Vite di Boemia
di Roberta Pedrotti
Il Lobkowitz-Quartett di Haydn, il quartetto Dalla mia vita di Smetana e quello Americano di Dvořák declinano in modo differente il rapporto fra sperimentazione e tradizione, fra forma e radici popolari legate alle terre boeme. L'interpretazione del Pražák Quartet è una garanzia non solo di qualità esecutiva, ma anche di pertinenza stilistica e di spirito.
BOLOGNA, 15 gennaio 2018 - Eccolo, il Tedeschino! Sia caso o fortuna, proprio il primo concerto del 2018 rossiniano della stagione di Musica Insieme, nella sua Bologna, si apre con un quartetto del venerato Haydn, il n. 81 in sol maggiore op. 77 n.1, del 1799, quindi di strettissima attualità quando il piccolo Gioachino compone le sue sei sonate per lo stesso organico (1804). Si sente, nel terzo e nel quarto movimento soprattutto come questi lavori adolescenziali debbano al modello haydniano, ma ancor più all'attacco del secondo, Adagio, quasi si sobbalza pensando all'affinità di spirito, per esempio, con la sinfonia dell'Inganno felice.

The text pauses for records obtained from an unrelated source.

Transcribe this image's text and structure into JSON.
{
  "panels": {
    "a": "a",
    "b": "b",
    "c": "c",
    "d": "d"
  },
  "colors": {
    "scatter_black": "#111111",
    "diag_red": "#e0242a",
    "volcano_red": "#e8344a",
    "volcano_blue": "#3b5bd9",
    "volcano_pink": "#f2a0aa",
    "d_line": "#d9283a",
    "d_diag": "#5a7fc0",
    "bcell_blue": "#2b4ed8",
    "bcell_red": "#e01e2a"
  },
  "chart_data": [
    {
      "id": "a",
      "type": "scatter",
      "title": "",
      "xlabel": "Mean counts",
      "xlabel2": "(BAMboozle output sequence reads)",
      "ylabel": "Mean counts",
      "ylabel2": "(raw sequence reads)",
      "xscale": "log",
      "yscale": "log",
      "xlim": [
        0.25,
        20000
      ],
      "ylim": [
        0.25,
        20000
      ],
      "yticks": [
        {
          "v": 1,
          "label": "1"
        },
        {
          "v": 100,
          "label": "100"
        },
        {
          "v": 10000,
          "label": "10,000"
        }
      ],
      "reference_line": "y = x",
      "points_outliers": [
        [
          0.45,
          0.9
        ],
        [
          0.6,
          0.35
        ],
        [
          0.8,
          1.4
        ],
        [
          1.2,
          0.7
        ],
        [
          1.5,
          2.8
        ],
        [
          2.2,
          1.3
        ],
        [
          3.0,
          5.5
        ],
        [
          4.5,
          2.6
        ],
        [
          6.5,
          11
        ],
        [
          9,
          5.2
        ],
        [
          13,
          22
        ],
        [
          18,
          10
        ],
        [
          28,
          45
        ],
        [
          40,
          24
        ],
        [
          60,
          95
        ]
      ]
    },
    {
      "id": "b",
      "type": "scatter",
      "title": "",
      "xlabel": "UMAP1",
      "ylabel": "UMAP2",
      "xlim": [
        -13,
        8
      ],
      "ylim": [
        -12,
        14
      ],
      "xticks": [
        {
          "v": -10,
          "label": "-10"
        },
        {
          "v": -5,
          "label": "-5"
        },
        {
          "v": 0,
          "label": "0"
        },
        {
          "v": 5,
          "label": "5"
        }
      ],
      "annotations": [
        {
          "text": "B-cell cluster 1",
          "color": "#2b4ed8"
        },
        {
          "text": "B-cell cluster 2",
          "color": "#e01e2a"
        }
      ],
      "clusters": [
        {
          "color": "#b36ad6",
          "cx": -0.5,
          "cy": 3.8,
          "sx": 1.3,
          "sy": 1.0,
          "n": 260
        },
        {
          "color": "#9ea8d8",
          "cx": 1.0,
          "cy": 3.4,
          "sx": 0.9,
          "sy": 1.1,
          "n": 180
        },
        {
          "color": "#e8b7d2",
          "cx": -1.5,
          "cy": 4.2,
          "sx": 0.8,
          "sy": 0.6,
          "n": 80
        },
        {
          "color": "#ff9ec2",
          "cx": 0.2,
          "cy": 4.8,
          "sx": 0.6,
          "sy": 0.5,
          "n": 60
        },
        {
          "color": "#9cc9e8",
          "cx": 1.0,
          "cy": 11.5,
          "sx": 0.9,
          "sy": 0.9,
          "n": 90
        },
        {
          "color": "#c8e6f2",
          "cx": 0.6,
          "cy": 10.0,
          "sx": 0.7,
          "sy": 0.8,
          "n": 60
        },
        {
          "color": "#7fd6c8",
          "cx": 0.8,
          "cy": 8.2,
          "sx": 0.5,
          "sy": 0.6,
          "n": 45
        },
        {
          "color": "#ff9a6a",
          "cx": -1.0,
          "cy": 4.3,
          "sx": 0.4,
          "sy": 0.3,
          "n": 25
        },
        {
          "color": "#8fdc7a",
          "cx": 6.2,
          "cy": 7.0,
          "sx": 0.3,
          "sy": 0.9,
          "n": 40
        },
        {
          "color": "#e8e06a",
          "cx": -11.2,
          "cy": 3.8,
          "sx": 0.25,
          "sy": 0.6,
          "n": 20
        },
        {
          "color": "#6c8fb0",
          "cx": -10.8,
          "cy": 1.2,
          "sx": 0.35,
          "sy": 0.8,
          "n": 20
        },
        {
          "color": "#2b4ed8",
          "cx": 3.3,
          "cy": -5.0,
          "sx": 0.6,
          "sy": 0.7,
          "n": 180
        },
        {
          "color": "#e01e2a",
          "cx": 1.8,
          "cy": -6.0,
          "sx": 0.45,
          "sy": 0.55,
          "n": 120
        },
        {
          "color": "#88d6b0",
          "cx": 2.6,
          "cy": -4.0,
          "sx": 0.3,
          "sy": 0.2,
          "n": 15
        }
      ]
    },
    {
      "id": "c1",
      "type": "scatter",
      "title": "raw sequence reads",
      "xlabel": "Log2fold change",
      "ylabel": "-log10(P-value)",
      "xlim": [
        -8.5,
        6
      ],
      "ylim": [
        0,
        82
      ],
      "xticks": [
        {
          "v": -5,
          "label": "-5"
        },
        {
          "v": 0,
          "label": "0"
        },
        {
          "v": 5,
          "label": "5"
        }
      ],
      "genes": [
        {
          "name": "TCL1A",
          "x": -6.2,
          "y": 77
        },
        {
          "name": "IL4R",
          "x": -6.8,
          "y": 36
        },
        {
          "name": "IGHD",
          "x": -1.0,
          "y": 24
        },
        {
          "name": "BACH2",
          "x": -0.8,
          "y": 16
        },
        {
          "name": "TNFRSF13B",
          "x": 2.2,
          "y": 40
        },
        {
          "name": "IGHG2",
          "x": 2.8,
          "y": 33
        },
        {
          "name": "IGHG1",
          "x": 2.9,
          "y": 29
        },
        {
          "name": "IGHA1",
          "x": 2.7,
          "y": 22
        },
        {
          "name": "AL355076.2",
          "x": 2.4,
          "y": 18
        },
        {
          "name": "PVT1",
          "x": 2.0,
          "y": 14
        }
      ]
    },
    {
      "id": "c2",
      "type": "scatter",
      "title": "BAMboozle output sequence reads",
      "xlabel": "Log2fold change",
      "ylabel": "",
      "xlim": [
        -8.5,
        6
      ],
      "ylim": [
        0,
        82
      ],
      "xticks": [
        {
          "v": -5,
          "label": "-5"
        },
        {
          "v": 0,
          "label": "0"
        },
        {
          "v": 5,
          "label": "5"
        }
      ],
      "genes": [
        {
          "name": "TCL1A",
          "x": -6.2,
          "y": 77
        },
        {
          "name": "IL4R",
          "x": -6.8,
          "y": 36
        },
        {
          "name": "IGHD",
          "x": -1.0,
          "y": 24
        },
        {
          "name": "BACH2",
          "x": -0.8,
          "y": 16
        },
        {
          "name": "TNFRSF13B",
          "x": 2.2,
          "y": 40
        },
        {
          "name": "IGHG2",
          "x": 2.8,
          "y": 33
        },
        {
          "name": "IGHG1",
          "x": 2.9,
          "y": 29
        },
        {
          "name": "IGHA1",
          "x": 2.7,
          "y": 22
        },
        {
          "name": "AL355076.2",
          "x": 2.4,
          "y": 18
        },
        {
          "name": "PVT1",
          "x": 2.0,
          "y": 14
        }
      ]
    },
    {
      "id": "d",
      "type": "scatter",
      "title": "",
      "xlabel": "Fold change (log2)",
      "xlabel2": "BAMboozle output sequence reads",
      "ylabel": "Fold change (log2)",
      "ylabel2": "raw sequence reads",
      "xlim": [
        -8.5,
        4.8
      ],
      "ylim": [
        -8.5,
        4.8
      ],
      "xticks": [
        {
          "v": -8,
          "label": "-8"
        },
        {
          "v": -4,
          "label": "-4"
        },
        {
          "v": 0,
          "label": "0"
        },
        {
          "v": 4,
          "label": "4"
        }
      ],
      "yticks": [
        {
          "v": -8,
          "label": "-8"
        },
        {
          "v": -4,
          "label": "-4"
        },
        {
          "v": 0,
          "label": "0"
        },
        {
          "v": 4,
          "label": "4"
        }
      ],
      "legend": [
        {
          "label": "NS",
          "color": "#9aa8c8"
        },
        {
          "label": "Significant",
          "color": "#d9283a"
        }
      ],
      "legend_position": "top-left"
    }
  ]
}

Sia caso o fortuna, dunque, l'omaggio iniziale ad Haydn si fa omaggio indiretto agli studi bolognesi del Tedeschino Rossini, la fase finale di una carriera gloriosa si allaccia idealmente allo sbocciare di un altro genio. D'altra parte in quest'opera il padre del quartetto sembra fare i conti con la tradizione da lui stesso codificata ed elevata allo stato dell'arte, introducendo rapporti armonici e agogici (quel Minuetto reinventato...) sperimentali ma forieri di sviluppi nel secolo a venire.
Così, nel pieno Ottocento troviamo uno Smetana che, passati i cinquant'anni (e morirà a sessanta) compone il suo primo quartetto e gli dà il titolo già consuntivo Dalla mia vita, in cui spicca, a sostituire il Minuetto e collocandosi nel secondo movimento anziché nel classico terzo, la presenza della Polka, richiamo alla natìa Boemia, la stessa terra del principe Lobkowitz cui Haydn dedicò il suo quartetto. Anche Dvořák nel suo Quartetto n. 12 in fa maggiore op. 96 Americano si rifà a radici tradizionali, che, come nella celeberrima Sinfonia n. 9 Dal nuovo mondo, appartengono e all'Europa orientale e alle terre d'oltreoceano, alle culture dei nativi e dei pionieri. Quello che a noi oggi, con effetto straniante, sembra appartenere all'immaginario country e western doveva apparire affascinante ed esotico al compositore del secondo Ottocento approdato a New York e da sempre interessato al folklore musicale.
Fra forma classica e guizzanti umori popolari, i violini si muovono agili sia che stemperino la Polka un poco nostalgica di Smetana, sia che raccolgano l'eco vispa della Boemia con quella dei nuovi americani in Dvořák. Perfettamente immerso nello spirito dell'impero asburgico orientale in cui tutti i compositori in cartellone sono nati e si sono formati, boemo come due di loro, il Pražák Quartet possiede esattamente quel witz tagliente e inafferrabile che nella precisione musicale riesce a insinuare con agilità l'arguzia di un passo di danza malizioso come un abbandono melanconico dolce quanto le onde del Danubio.
Ancora la Polka, questa volta da un quartetto di Dvořák, chiude la serata, fra applausi scroscianti e meritati.